Je suis en train de lire un essai passionnant, Factographies, dans lequel l'autrice (Marie-Jeanne Zenetti) analyse des œuvres littéraires au fonctionnement à peu près analogue à celles de l'uncreative writing. Je vais donc essayer d'expliquer succinctement la manière dont ces œuvres fonctionnent selon la chercheuse.
En fait, elle analyse un corpus d'œuvres du XXe siècle :
- Testimony, de Reznikoff (montage versifié des récits circonstanciés des faits qui précèdent le jugement)
- Récits d'Ellis Island, de Perec, listes et notations de faits concernant son tournage à Ellis Island avec Bober
- Journal du dehors, d'Annie Ernaux, notations de scènes vues
- Stalingrad, d'Alexander Kluge (montage de documents hétérogènes sur la bataille de Stalingrad, qui vont du compte-rendu d'état-major aux articles de presse en passant par les témoignages des combattants)
- Faits, de Marcel Cohen, notation d'anecdotes, scènes vues
Pour chacune d'elles, il y a un double geste. Prélèvement + recontextualisation par le montage (en fait le geste des cinéastes). On prend du contenu discursif (ou pas, dans le cas d'Arnaux et Cohen, il y a reformulation de choses vues, avec cette utopie du langage neutre), on choisit puis on réarrange dans le contexte littéraire. Le travail formel est celui du montage (et de la versification chez Reznikoff).

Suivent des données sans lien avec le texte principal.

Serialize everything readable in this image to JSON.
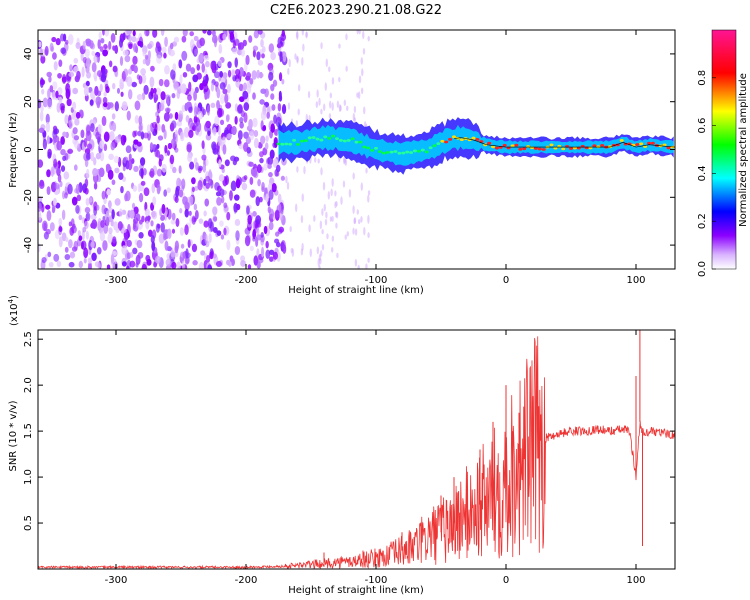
{
  "chart_data": [
    {
      "type": "heatmap",
      "title": "C2E6.2023.290.21.08.G22",
      "xlabel": "Height of straight line (km)",
      "ylabel": "Frequency (Hz)",
      "xlim": [
        -360,
        130
      ],
      "ylim": [
        -50,
        50
      ],
      "x_ticks": [
        -300,
        -200,
        -100,
        0,
        100
      ],
      "y_ticks": [
        -40,
        -20,
        0,
        20,
        40
      ],
      "colorbar": {
        "label": "Normalized spectral amplitude",
        "range": [
          0,
          1
        ],
        "ticks": [
          0.0,
          0.2,
          0.4,
          0.6,
          0.8
        ],
        "colors": [
          "#ffffff",
          "#8b00ff",
          "#0000ff",
          "#00ffff",
          "#00ff00",
          "#ffff00",
          "#ff0000",
          "#ff1493"
        ]
      },
      "grid": false,
      "ridge": {
        "x": [
          -175,
          -160,
          -140,
          -120,
          -100,
          -80,
          -60,
          -45,
          -35,
          -25,
          -15,
          0,
          20,
          40,
          60,
          80,
          90,
          100,
          110,
          130
        ],
        "y": [
          3,
          3,
          5,
          4,
          0,
          -2,
          0,
          4,
          5,
          4,
          2,
          1,
          1,
          1,
          1,
          1,
          3,
          1,
          2,
          1
        ]
      }
    },
    {
      "type": "line",
      "xlabel": "Height of straight line (km)",
      "ylabel": "SNR (10 * v/v)",
      "y_scale_label": "(x10",
      "y_scale_exp": "4",
      "y_scale_close": ")",
      "xlim": [
        -360,
        130
      ],
      "ylim": [
        0,
        2.6
      ],
      "x_ticks": [
        -300,
        -200,
        -100,
        0,
        100
      ],
      "y_ticks": [
        0.5,
        1.0,
        1.5,
        2.0,
        2.5
      ],
      "grid": false,
      "series": [
        {
          "color": "#ee3333",
          "x": [
            -360,
            -300,
            -250,
            -200,
            -170,
            -150,
            -130,
            -120,
            -110,
            -100,
            -90,
            -80,
            -70,
            -60,
            -50,
            -40,
            -30,
            -20,
            -10,
            0,
            10,
            20,
            30,
            40,
            50,
            60,
            70,
            80,
            90,
            95,
            100,
            103,
            106,
            110,
            120,
            130
          ],
          "y": [
            0.02,
            0.02,
            0.02,
            0.02,
            0.03,
            0.05,
            0.07,
            0.08,
            0.1,
            0.12,
            0.15,
            0.2,
            0.25,
            0.35,
            0.4,
            0.5,
            0.6,
            0.7,
            0.8,
            1.0,
            1.15,
            1.3,
            1.42,
            1.47,
            1.5,
            1.5,
            1.52,
            1.5,
            1.52,
            1.5,
            1.0,
            1.6,
            1.45,
            1.5,
            1.48,
            1.46
          ]
        }
      ],
      "peaks": {
        "x": [
          -140,
          -110,
          -80,
          -50,
          -40,
          -30,
          -20,
          -10,
          0,
          5,
          10,
          100,
          103,
          105
        ],
        "y": [
          0.18,
          0.2,
          0.4,
          0.8,
          1.0,
          0.9,
          1.3,
          1.6,
          2.0,
          1.5,
          1.7,
          2.1,
          2.6,
          0.25
        ]
      }
    }
  ]
}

Ce qui est déroutant pour lea lecteurice, c'est, comme dans le ready made, la carence créative du matériau de base, ou plutôt son affiliation à un domaine extra-littéraire (administratif, documentaire, la plupart du temps). Il doit alors en tant que lecteurice, parce que le contexte littéraire l'y invite, formuler une interprétation littéraire de quelque chose qui lui paraît à première vue extra-littéraire, donc concilier deux discours aux fonctionnements distincts, hétérogènes (discours littéraire / discours documentaire).

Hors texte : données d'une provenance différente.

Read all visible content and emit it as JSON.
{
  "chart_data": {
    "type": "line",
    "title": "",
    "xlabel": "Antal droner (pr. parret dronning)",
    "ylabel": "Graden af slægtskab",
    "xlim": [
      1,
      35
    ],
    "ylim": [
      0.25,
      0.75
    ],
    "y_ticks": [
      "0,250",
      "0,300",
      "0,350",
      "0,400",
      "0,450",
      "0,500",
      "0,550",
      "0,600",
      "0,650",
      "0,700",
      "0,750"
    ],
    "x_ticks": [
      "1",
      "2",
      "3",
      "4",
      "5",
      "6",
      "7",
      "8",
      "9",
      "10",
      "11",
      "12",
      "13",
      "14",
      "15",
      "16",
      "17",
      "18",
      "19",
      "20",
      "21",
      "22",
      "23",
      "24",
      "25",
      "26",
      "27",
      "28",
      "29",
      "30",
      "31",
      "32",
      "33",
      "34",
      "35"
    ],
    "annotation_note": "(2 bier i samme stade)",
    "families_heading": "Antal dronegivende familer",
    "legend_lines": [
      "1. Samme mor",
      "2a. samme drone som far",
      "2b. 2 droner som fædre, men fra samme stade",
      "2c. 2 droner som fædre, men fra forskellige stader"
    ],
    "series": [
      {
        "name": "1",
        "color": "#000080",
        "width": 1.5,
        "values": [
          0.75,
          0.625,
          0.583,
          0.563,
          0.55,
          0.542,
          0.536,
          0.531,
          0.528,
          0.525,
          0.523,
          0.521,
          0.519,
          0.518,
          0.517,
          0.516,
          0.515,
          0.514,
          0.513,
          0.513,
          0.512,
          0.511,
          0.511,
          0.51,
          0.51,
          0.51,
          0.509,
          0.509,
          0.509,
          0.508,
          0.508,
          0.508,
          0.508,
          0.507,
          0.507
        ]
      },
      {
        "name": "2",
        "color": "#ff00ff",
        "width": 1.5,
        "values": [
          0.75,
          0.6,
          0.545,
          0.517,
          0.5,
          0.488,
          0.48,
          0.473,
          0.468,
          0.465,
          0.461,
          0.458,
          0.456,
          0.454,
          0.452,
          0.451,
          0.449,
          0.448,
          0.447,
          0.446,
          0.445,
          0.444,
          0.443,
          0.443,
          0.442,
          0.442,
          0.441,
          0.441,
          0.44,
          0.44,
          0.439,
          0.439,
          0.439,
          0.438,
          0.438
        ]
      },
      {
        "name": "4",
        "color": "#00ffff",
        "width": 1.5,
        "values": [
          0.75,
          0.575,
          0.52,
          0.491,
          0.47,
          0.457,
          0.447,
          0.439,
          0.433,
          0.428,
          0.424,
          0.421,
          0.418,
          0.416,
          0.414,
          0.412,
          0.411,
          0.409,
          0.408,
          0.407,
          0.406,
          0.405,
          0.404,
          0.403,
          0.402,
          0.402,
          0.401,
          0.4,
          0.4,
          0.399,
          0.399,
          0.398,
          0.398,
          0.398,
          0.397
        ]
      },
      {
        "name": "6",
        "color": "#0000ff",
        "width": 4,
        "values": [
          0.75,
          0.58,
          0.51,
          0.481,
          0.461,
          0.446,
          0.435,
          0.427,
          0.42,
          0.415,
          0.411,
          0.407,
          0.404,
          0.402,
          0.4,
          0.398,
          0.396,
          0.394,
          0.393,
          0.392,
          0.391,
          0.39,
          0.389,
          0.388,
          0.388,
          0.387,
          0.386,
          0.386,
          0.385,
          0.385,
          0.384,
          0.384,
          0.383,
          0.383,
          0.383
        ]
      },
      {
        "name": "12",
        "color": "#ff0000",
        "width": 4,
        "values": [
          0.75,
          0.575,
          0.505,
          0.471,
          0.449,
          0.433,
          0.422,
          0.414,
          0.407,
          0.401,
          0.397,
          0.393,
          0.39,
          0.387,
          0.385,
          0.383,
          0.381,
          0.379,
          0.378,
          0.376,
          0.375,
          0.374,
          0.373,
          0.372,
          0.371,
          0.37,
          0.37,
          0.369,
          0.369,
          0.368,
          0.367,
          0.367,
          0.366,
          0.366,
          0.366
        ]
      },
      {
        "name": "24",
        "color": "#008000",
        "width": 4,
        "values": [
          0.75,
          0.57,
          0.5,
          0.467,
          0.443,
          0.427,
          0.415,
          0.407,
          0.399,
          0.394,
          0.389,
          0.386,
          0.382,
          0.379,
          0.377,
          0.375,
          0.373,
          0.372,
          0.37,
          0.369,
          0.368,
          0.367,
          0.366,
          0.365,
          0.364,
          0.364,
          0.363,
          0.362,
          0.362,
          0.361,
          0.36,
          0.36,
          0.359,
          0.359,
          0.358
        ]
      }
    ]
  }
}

Donc ces œuvres fonctionnent comme des dispositifs, parce qu'elles programment leur fonctionnement sur lea lecteurice ; il semble y avoir un effacement auctorial, puisque son geste d'intervention est minoré (travail de montage, donc travail presque machinique, technique), mais en réalité si l'auteurice disparaît, c'est pour donner un intervalle de jeu d'autant plus grand au lecteurice ; il programme une pluralité interprétative.
Dans le même temps, le geste de montage / recontextualisation du matériau documentaire n'est pas anodin et conserve une dimension créatrice (les cinéastes le savent, lorsqu'iels travaillent à partir d'images qu'iels n'ont pas filmées ; c'est un geste constitutif de la modernité artistique, d'ailleurs, le collage / montage d'éléments hétérogènes et extra-artistiques) ; l'intervention peut être plus ou moins grande. Quand Reznikoff, poète objectiviste, versifie les petits récits qu'il reprend, il appuie sur certains mots, sur certains rythmes. On le voit en lisant attentivement la manière dont parfois il isole un mot seul, ou crée des anaphores qui étaient à peine visibles dans le texte originel. Kluge, lui, en décidant de partir des versions officielles pour mettre à la fin de son ouvrage les témoignages de combattants, déstabilise l'interprétation première qui pouvait être faite de la bataille, et fait se concurrencer des régimes de discours, où on voit où il veut arriver.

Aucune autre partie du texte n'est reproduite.